Doctor Seeks Reversal
Aggarwal recently asked the U.S. Court of Appeals for the Ninth Circuit to step in and force the DEA to vacate its denial of his petition due to its failure to address the FDA’s “breakthrough therapy” designation for psilocybin.
The rescheduling petition brief claims that the DEA’s denial was “not serious, nor was it how Congress imagined the agency would conduct itself upon receiving petitions presenting meaningful arguments and recent evidence that call into question the propriety of an extant scheduling placement.”
The suit also claims that if the DEA is correct in its assessment, then all rescheduling petitions would be “futile.”
The suit also calls for the court to force the DEA to request scientific and medical evaluations regarding the matter from the (HHS) secretary. “There is every reason to believe that the HHS would conclude, as it has in the past, that a Schedule II placement is justified for an unapproved substance under these exceptional circumstances,” states the suit.
Advocates Step In
Psilocybin advocate groups and experts are now pressing the court to support Aggarwal.

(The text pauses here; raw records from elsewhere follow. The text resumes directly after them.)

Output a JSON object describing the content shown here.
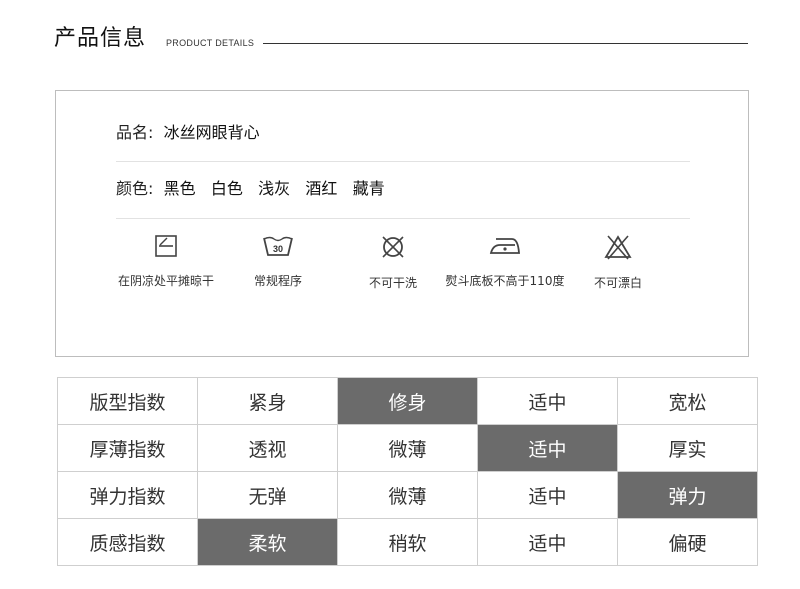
{
  "header": {
    "title": "产品信息",
    "subtitle": "PRODUCT DETAILS"
  },
  "product": {
    "name_label": "品名:",
    "name_value": "冰丝网眼背心",
    "color_label": "颜色:",
    "colors": [
      "黑色",
      "白色",
      "浅灰",
      "酒红",
      "藏青"
    ]
  },
  "care": [
    {
      "icon": "line-dry-icon",
      "label": "在阴凉处平摊晾干"
    },
    {
      "icon": "wash-30-icon",
      "label": "常规程序",
      "wash_temp": "30"
    },
    {
      "icon": "no-dry-clean-icon",
      "label": "不可干洗"
    },
    {
      "icon": "iron-icon",
      "label": "熨斗底板不高于110度"
    },
    {
      "icon": "no-bleach-icon",
      "label": "不可漂白"
    }
  ],
  "ratings": [
    {
      "label": "版型指数",
      "options": [
        "紧身",
        "修身",
        "适中",
        "宽松"
      ],
      "selected": 1
    },
    {
      "label": "厚薄指数",
      "options": [
        "透视",
        "微薄",
        "适中",
        "厚实"
      ],
      "selected": 2
    },
    {
      "label": "弹力指数",
      "options": [
        "无弹",
        "微薄",
        "适中",
        "弹力"
      ],
      "selected": 3
    },
    {
      "label": "质感指数",
      "options": [
        "柔软",
        "稍软",
        "适中",
        "偏硬"
      ],
      "selected": 0
    }
  ],
  "colors": {
    "selected_bg": "#6b6b6b",
    "border": "#cfcfcf"
  }
}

Amicus briefs have been submitted to the court by groups like NORML, End of Life Washington, EvergreenHealth, A Sacred Passing, Pancreatic Cancer North America and the Global Wellness Institute.
NORML’s brief said that the DEA’s denial of the petition could leave terminally ill patients in a lurch without recourse. “When considering appeals from the denials of rescheduling petitions, this Court should consider the real-world effect that lengthy delays have on patients who have no other options available and wish to try breakthrough therapies, such as psilocybin or cannabis. These procedural delays of the past—which often amounted to years, if not decades—should not be countenanced going forward,” wrote the advocacy group.
A brief from End of Life Washington, EvergreenHealth, A Sacred Passing, Pancreatic Cancer North America and the Global Wellness Institute, and a number of researchers claimed that the agency’s refusal to consider rescheduling psilocybin creates a cycle that makes it impossible to research whether the drug is medically viable.
The DEA’s “obstinance is founded on an infinity loop of excuses: it cannot consider rescheduling psilocybin until FDA gives its approval, FDA cannot give its approval until extensive safety studies are conducted on psilocybin, and psilocybin’s current scheduling adds prohibitive time and cost to the required extensive studies,” wrote the group.
Reason for Hope and Veteran Mental Health Leadership Coalition’s brief urged the court to vacate the denial of the rescheduling petition in light of psilocybin’s potential for treating PTSD and depression. “Suicide is a national health problem; decreasing Veteran suicide by prioritizing medical research activities is a national priority; and psilocybin-assisted therapy is a promising suicide prevention treatment that has accepted medical use under severe restrictions,” it said.